22 | November | 2021 | Light Bytes: Blogging for Science

A combined team from ESnet and Lehigh University was awarded the best paper for Exploring the BBRv2 Congestion Control Algorithm for use on Data Transfer Nodes at the 8th IEEE/ACM International Workshop on Innovating the Network for Data-Intensive Science (INDIS 2021), which was held in conjunction with the 2021 IEEE/ACM International Conference for High Performance Computing, Networking, Storage and Analysis (SC21) on Monday, November 15, 2021.

The team was comprised of:

Brian Tierney, Energy Sciences Network (ESnet)
Eli Dart, Energy Sciences Network (ESnet)
Ezra Kissel, Energy Sciences Network (ESnet)
Eashan Adhikarla, Lehigh University

The paper can be found here. Slides from the presentation are here. In this Q+A, ESnet spoke with the award-winning team about their research — answers are from the team as a whole.

The paper is based on extensive testing and controlled experiments with the BBR (Bottleneck Bandwidth and Round-trip propagation time), BBRv2 and the Cubic Function Binary Increase Congestion Control (CUBIC) Transmission Control Protocol (TCP) Internet congestion algorithms. What was the biggest lesson from this testing?
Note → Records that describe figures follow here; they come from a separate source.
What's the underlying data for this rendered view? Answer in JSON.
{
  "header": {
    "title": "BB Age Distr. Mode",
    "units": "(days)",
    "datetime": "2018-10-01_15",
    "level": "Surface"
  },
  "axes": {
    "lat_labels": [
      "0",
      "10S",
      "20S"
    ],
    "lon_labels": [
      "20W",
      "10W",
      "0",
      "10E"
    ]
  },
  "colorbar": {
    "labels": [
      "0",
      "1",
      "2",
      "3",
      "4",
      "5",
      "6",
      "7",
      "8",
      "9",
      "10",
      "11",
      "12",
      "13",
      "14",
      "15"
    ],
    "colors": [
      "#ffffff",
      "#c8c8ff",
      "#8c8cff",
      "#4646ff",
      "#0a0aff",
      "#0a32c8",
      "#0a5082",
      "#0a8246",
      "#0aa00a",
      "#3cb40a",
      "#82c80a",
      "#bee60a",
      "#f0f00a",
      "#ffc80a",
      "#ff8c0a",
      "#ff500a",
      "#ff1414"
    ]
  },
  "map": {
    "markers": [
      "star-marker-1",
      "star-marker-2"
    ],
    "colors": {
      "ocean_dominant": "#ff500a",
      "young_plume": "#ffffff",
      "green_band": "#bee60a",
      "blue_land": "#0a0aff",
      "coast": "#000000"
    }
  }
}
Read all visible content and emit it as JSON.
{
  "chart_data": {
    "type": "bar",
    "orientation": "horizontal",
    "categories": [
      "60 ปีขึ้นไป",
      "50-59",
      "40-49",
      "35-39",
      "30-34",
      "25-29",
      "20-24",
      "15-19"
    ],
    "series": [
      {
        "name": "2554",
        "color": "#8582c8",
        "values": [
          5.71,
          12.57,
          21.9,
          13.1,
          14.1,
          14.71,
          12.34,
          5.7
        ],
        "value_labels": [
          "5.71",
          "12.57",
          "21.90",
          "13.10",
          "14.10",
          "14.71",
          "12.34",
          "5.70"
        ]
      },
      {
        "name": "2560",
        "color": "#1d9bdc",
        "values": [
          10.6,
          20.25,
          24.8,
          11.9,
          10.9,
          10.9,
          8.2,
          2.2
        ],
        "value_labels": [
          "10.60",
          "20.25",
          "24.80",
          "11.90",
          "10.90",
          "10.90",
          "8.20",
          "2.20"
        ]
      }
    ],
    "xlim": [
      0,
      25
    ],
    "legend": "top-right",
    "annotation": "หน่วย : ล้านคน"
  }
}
BBRv2 represents a fundamentally different approach to TCP congestion control. CUBIC (as well as Hamilton, Reno, and many others) are loss-based, meaning that they interpret packet loss as congestion and therefore require significant network engineering effort to achieve high performance. BBRv2 is different in that it measures the network path and builds a model of the path – it then paces itself to avoid loss and queueing. In practical terms, this means that BBRv2 is resilient to packet loss in a way that CUBIC is not. This comes through loud and clear in our data.

What part of the testing was the most difficult and/or interesting?

We ran a large number of tests in a wide range of scenarios. It can be difficult to keep track of all the test configurations, so we wrote a “test harness” in python that allowed us to keep track of all the testing parameters and resulting data sets.

The harness also allowed us to better compare results collected over real-world paths to those in our testbed environments. Managing the deployment of the testing environment though containers also allowed for rapid setup and improved reproducibility.

You provide readers with links to great resources so they can do their own testing and learn more about BBRv2. What do you hope readers will learn?

We hope others will test BBRv2 in high-performance research and education environments. There are still some things that we don’t fully understand, for example there are some cases where CUBIC outperforms BBRv2 on paths with very large buffers. It would be great for this to be better characterized, especially in R&E network environments.

What’s the next step for ESnet research into BBRv2? How will you top things next year?

We want to further explore how well BBRv2 performs at 100G and 400G. We would also like to spend additional time performing a deeper analysis of the current (and newly generated) results to gain insights into how BBRv2 performs compared to other algorithms across varied networking infrastructure. Ideally we would like to provide strongly substantiated recommendations on where it makes sense to deploy BBRv2 in the context of research and educational network applications.